Michael Niblett’s research interests centre upon Caribbean literature and culture, as well as world literature, environmental history, and critical theory. He is interested in the literary encoding of ecology, modernity, nationhood, and class struggle in texts produced in the Caribbean and in other peripheral and semi-peripheral areas within the capitalist world-system. Between 2009 and 2012, he was involved in a Leverhulme Trust-funded research project entitled Literature and the Environment in the Caribbean: The Case of Guyana, which examined the intersection between aesthetics, the environment, and social justice in Guyana. His current research explores the ways in which world literature might be reconceptualised through the prism of what environmental historian Jason Moore terms “world-ecology”. Forthcoming publications include studies of the literary mediation of commodity frontiers and ecological revolutions; of the different political ecologies of resources such as oil, sugar, and rubber; and of the economic-ecological dynamics of boom-towns. Alongside Dr. Chris Campbell and colleagues from other institutions, he is pursuing a number of interconnected research interests centred on literature and world-ecology. Under the rubric of “Global Frontiers: Ecologies, Commodities, Labour and the Arts”, these research strands include “Plotting the World System: Cash-Crops, Foodways, and Literary Representation” and “Captain Swing and King Sugar: Approaches to World-Ecological Comparativism”.

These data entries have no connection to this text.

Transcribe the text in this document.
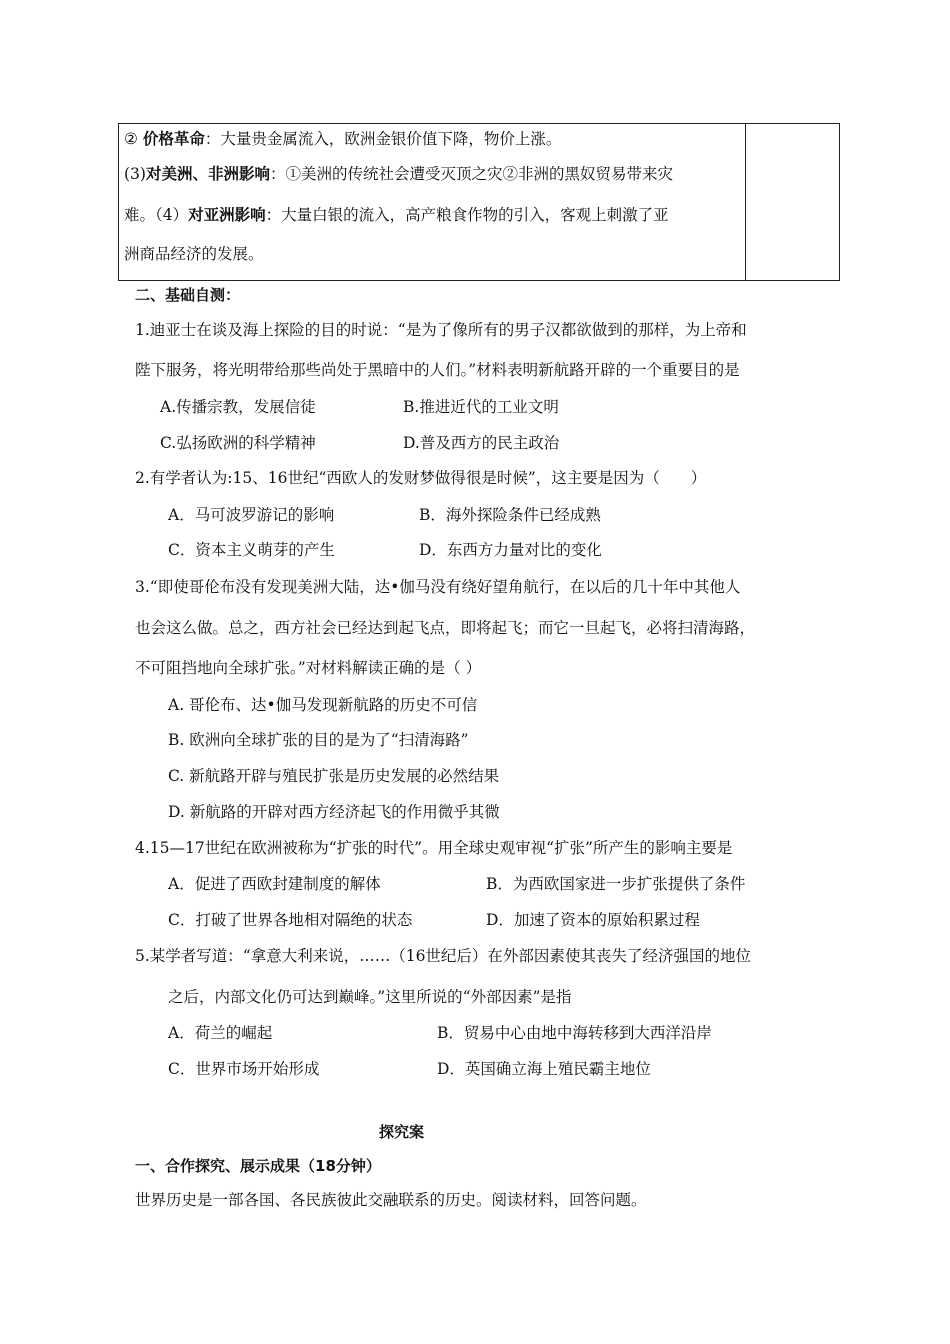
② 价格革命：大量贵金属流入，欧洲金银价值下降，物价上涨。
(3)对美洲、非洲影响：①美洲的传统社会遭受灭顶之灾②非洲的黑奴贸易带来灾
难。（4）对亚洲影响：大量白银的流入，高产粮食作物的引入，客观上刺激了亚
洲商品经济的发展。
二、基础自测：
1.迪亚士在谈及海上探险的目的时说：“是为了像所有的男子汉都欲做到的那样，为上帝和
陛下服务，将光明带给那些尚处于黑暗中的人们。”材料表明新航路开辟的一个重要目的是
A.传播宗教，发展信徒	B.推进近代的工业文明
C.弘扬欧洲的科学精神	D.普及西方的民主政治
2.有学者认为:15、16世纪“西欧人的发财梦做得很是时候”，这主要是因为（　　）
A．马可波罗游记的影响	B．海外探险条件已经成熟
C．资本主义萌芽的产生	D．东西方力量对比的变化
3.“即使哥伦布没有发现美洲大陆，达•伽马没有绕好望角航行，在以后的几十年中其他人
也会这么做。总之，西方社会已经达到起飞点，即将起飞；而它一旦起飞，必将扫清海路，
不可阻挡地向全球扩张。”对材料解读正确的是（ ）
A. 哥伦布、达•伽马发现新航路的历史不可信
B. 欧洲向全球扩张的目的是为了“扫清海路”
C. 新航路开辟与殖民扩张是历史发展的必然结果
D. 新航路的开辟对西方经济起飞的作用微乎其微
4.15—17世纪在欧洲被称为“扩张的时代”。用全球史观审视“扩张”所产生的影响主要是
A．促进了西欧封建制度的解体	B．为西欧国家进一步扩张提供了条件
C．打破了世界各地相对隔绝的状态	D．加速了资本的原始积累过程
5.某学者写道：“拿意大利来说，……（16世纪后）在外部因素使其丧失了经济强国的地位
之后，内部文化仍可达到巅峰。”这里所说的“外部因素”是指
A．荷兰的崛起	B．贸易中心由地中海转移到大西洋沿岸
C．世界市场开始形成	D．英国确立海上殖民霸主地位
探究案
一、合作探究、展示成果（18分钟）
世界历史是一部各国、各民族彼此交融联系的历史。阅读材料，回答问题。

Jonathan Skinner founded and edits the journal ecopoetics, which features creative-critical intersections between writing and ecology. His poetry collections include Birds of Tifft (BlazeVOX, 2011) and Political Cactus Poems (Palm Press, 2005). Skinner has published critical essays on Charles Olson, Ronald Johnson, Lorine Niedecker, Mei-mei Berssenbrugge, Bernadette Mayer, translations of French poetry and garden theory, essays on bird song from the perspective of ethnopoetics, and essays on horizontal concepts such as the Third Landscape and on Documentary Poetry. His current writing project focuses on bioacoustics and cross-species listening. A former Professor of Environmental Studies at Bates College, Skinner teaches in the Writing Program at the University of Warwick. Currently, he is writing a book of investigative poems on the urban landscapes of Frederick Law Olmsted, and a critical book on acoustic ecology in contemporary poetry, Vibrational Communication.

Nick Lawrence His research and teaching interests include American literature and culture from the nineteenth century to the present, especially within a world-ecological frame; histories of capital and modernity from an ecological perspective; critical theory and environmental philosophy, including the relations between work, unemployment and environmental crisis; media ecologies; and debates around the Anthropocene/Capitalocene. He has published on clifi, dystopia and post-capitalist imaginaries, climate breakdown pedagogy and the environmental legacy of the Frankfurt School.